Danes account for the vast, vast majority of internationals in the country (76%). Faroese account for 5%, and Icelanders and Thai, 3% each. Filipinos and Swedes account for 2% each, and all others are 1% or less per nationality, including people from Norway, Germany, USA (39 individuals, or 0.6%), Poland, Other Asia, Other America, Other Africa, Bulgaria, Finland, France, Great Britain, Romania, Canada, China, Oceania, Iran, Holland, Italy, Spain, Pakistan, Lithuania, Slovakia, Russia, Other Europe, Sri Lanka, Ireland, Austria, Lebanon, Belgium, Hungary, Turkey, Ethiopia, Iraq, Japan, Latvia, Croatia, Czech Republic, Switzerland, Ukraine, Morocco, India, and Syria. In that order!
The distribution of internationals around the country is also very stable this year in comparison to last year.
- 62% of internationals live in Nuuk (3733 people, which is actually about 100 people more than last year)
- 7% of internationals live in Sisimiut (414 people, which represents a slight decrease actually)
- 6% of internationals live in Ilulissat (384 people, which is slightly more than last year)
And, it’s still true that no matter where you are in the country, you will always be in the minority compared to Greenland-born residents.

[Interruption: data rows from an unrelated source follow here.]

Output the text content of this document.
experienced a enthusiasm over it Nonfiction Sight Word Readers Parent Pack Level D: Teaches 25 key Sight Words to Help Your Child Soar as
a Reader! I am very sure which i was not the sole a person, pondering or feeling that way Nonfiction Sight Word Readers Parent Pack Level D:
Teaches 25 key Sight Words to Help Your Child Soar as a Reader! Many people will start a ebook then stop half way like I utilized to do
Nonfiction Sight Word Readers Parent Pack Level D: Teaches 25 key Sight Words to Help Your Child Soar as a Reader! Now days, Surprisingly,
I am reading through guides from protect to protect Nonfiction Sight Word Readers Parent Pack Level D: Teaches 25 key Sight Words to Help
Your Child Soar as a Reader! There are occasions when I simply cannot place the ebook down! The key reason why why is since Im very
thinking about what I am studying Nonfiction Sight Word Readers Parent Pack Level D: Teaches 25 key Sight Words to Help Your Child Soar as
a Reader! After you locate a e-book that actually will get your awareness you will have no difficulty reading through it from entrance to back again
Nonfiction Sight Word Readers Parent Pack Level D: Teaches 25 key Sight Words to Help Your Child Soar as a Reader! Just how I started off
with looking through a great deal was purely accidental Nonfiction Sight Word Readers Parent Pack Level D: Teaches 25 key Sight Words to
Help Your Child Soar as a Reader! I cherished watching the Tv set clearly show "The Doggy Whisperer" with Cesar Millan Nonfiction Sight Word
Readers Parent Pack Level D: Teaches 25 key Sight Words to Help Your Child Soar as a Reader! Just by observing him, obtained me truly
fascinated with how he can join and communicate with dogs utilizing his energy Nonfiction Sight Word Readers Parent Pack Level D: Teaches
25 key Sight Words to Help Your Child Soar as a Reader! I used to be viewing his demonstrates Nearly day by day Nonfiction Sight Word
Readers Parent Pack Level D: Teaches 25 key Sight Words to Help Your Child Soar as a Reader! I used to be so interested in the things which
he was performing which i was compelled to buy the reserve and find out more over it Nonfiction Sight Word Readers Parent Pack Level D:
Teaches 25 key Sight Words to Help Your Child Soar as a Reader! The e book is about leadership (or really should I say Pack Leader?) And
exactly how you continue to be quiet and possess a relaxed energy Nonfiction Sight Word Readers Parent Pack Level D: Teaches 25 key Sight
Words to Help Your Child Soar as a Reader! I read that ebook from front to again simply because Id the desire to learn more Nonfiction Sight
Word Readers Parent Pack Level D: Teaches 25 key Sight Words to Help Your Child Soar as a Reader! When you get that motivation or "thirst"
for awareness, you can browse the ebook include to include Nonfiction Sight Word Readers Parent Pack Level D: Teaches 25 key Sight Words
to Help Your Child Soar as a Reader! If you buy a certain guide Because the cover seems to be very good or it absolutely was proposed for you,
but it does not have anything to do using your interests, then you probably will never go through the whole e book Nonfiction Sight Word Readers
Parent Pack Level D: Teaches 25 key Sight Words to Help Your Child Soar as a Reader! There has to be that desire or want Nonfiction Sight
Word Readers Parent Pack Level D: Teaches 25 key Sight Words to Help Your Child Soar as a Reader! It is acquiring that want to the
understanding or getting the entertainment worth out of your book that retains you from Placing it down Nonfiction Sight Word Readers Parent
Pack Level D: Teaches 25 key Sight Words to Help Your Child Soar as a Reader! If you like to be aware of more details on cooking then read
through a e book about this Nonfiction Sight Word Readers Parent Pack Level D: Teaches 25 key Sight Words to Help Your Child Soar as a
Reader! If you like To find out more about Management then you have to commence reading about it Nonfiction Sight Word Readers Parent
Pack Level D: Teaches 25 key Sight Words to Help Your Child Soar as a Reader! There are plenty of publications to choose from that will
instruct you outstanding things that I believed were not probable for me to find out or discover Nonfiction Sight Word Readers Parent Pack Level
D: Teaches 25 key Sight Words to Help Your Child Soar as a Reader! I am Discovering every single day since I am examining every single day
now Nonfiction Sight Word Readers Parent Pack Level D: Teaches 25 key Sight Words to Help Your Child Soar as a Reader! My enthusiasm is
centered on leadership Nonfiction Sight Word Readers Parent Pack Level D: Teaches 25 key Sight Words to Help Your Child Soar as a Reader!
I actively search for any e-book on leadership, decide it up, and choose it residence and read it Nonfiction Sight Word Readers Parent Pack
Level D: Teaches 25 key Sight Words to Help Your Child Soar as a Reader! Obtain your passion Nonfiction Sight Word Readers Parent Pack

- The 3733 internationals in Nuuk still account for only 22% of Nuuk’s population.
- The 414 internationals in Sisimiut account for 7% of Sisimiut’s population.
- The 384 internationals in Ilulissat account for 8% of Ilulissat’s population.
Think you could hack it is an international in Greenland?
All figures based off of data published by Statistics Greenland on their Statistics Bank.